In what felt like our first outing in ages, we set off to Rowley for the monthly pizza night. We’ll get to that in a future post because we’re going to focus on the town of Big Valley first.
Big Valley is one of those places we keep coming back to. We’ve made recent visits in July of 2014, May of 2016 (when we road in on the train from Stettler), and in July of last year. There is some real magic in this little town of 349 people*.
While there was ranching and farming taking place in the area, the town really got its start when the Canadian Northern Railway came through in 1911. By the next year the CNR had built both the railway station and the roundhouse and maintenance shops. Big Valley was off and running and achieved village status on July 28, 1914. Just a few years later, in November of 1920, Big Valley officially became a town.
During that period of booming growth, the Anglican Diocese of Calgary was given $500 from Caroline Leffler of England, who requested that the money be used to establish a Church of England somewhere in western Canada.
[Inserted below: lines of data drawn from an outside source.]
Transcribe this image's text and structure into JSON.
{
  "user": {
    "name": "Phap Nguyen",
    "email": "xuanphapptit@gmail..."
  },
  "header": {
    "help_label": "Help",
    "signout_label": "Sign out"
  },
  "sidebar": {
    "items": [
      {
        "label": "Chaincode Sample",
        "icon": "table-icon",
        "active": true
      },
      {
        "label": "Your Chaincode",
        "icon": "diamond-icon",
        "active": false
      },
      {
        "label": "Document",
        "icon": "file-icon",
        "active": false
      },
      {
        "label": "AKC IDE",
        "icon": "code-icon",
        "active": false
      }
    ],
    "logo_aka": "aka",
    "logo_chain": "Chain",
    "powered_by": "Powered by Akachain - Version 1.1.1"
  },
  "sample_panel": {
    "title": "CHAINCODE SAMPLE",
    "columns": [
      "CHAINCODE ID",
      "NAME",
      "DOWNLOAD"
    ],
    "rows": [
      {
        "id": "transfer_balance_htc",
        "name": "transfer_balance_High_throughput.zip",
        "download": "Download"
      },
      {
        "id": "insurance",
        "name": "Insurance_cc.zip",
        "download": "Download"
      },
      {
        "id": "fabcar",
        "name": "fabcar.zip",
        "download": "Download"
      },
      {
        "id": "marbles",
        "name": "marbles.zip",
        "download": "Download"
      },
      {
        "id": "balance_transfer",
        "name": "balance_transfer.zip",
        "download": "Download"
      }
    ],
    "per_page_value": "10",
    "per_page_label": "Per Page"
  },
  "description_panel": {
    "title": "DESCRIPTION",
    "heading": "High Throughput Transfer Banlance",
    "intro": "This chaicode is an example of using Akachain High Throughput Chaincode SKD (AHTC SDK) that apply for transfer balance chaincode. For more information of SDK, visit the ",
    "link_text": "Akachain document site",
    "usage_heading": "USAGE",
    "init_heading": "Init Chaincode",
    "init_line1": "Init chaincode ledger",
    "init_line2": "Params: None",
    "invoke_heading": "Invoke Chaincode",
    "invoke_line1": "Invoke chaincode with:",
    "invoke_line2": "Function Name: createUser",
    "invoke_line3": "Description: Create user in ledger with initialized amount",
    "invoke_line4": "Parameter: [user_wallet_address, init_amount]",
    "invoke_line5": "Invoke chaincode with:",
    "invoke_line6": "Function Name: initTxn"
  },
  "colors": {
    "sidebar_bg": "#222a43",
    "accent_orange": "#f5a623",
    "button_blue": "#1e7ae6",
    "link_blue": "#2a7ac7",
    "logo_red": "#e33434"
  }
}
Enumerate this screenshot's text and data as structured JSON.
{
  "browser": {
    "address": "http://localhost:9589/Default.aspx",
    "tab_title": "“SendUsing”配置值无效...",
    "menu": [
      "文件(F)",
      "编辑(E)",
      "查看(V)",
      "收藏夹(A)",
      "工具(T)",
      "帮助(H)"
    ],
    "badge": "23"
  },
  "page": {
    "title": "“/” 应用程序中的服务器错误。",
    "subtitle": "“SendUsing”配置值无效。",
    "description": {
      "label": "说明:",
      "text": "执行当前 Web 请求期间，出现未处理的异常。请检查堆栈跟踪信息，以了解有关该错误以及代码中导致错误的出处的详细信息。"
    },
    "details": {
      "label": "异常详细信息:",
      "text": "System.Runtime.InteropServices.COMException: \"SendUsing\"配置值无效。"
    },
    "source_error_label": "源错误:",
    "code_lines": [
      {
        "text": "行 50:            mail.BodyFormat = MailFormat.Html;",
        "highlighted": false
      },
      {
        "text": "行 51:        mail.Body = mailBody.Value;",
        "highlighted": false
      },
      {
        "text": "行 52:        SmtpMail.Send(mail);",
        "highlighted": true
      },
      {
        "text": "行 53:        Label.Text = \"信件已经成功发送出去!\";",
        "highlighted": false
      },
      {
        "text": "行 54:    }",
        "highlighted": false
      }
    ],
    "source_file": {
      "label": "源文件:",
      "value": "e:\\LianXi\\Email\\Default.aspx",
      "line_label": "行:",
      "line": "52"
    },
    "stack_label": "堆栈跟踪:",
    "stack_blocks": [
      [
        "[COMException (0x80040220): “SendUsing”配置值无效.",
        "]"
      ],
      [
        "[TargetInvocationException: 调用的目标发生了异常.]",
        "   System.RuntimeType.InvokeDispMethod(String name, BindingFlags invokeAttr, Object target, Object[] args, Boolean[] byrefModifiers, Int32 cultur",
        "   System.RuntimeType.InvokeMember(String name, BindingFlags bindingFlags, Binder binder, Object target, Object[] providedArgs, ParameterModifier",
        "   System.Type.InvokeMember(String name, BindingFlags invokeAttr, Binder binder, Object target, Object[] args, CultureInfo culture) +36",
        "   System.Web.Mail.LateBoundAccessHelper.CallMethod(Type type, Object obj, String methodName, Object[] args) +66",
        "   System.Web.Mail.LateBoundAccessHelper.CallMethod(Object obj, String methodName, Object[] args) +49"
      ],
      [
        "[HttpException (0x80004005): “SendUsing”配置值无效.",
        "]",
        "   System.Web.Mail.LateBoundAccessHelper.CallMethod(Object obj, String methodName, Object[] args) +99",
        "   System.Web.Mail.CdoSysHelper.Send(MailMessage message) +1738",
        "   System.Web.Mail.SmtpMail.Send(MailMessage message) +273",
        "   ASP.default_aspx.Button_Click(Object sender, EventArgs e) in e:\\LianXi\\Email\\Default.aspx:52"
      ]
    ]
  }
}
Their choice was Big Valley. A prominent site on the hill on the westside of town was selected and local craftsman Walter Dennis set about building the church which would become St. Edmond’s. The first service was held at the church in November of 1916.
In 1923, the bell tower was added to the northwest corner of the church, which allowed the entrance to be moved. Previously the entrance had been on the west side and often the harsh Alberta winds would cause snow to pile up against the doors. The new entrance offered a much more sheltered location. Apparently it was also at this time that the original stucco finish was changed to siding and painted in a more traditional cream color.
The blue paint dates back to 1974 when Big Valley was preparing to host it’s first homecoming, marking the 60th anniversary of the town. The church had ceased holding regular services in the 1960s and had fallen into a bit of disrepair. The locals wanted to spruce it up for the homecoming celebration and the story is that a local lumberyard had some leftover paint and donated it to the cause. While it is said not everyone was thrilled with the blue color, it has since become a local landmark and it’s hard to image it being painted in any other hue.
While Big Valley boomed up until the 1920s, things started taking a turn after that. In 1942 the town lost that status and reverted to being a village. By the end of the decade the turntable at the roundhouse was removed as the diesel era of railroading was getting underway.
However, Big Valley remained a town that refused to disappear like many others. The town’s grain elevator was erected in 1960. And, in the 1990s the tourism industry really took over with the running of the Alberta Prairie Railway which runs from Stettler to Big Valley in the summer months. (They used to run further south to Rowley but that line was pulled up and Big Valley is now the terminus.)
Now on weekends between May and October, the train brings thousands of tourists to Big Valley to walk the streets, see the historic sites, and enjoy a buffet meal in the local community centre. The boom times that looked like they would never end back in the early part of the last century indeed have arrived and Big Valley continues to survive and thrive more than 100 years later.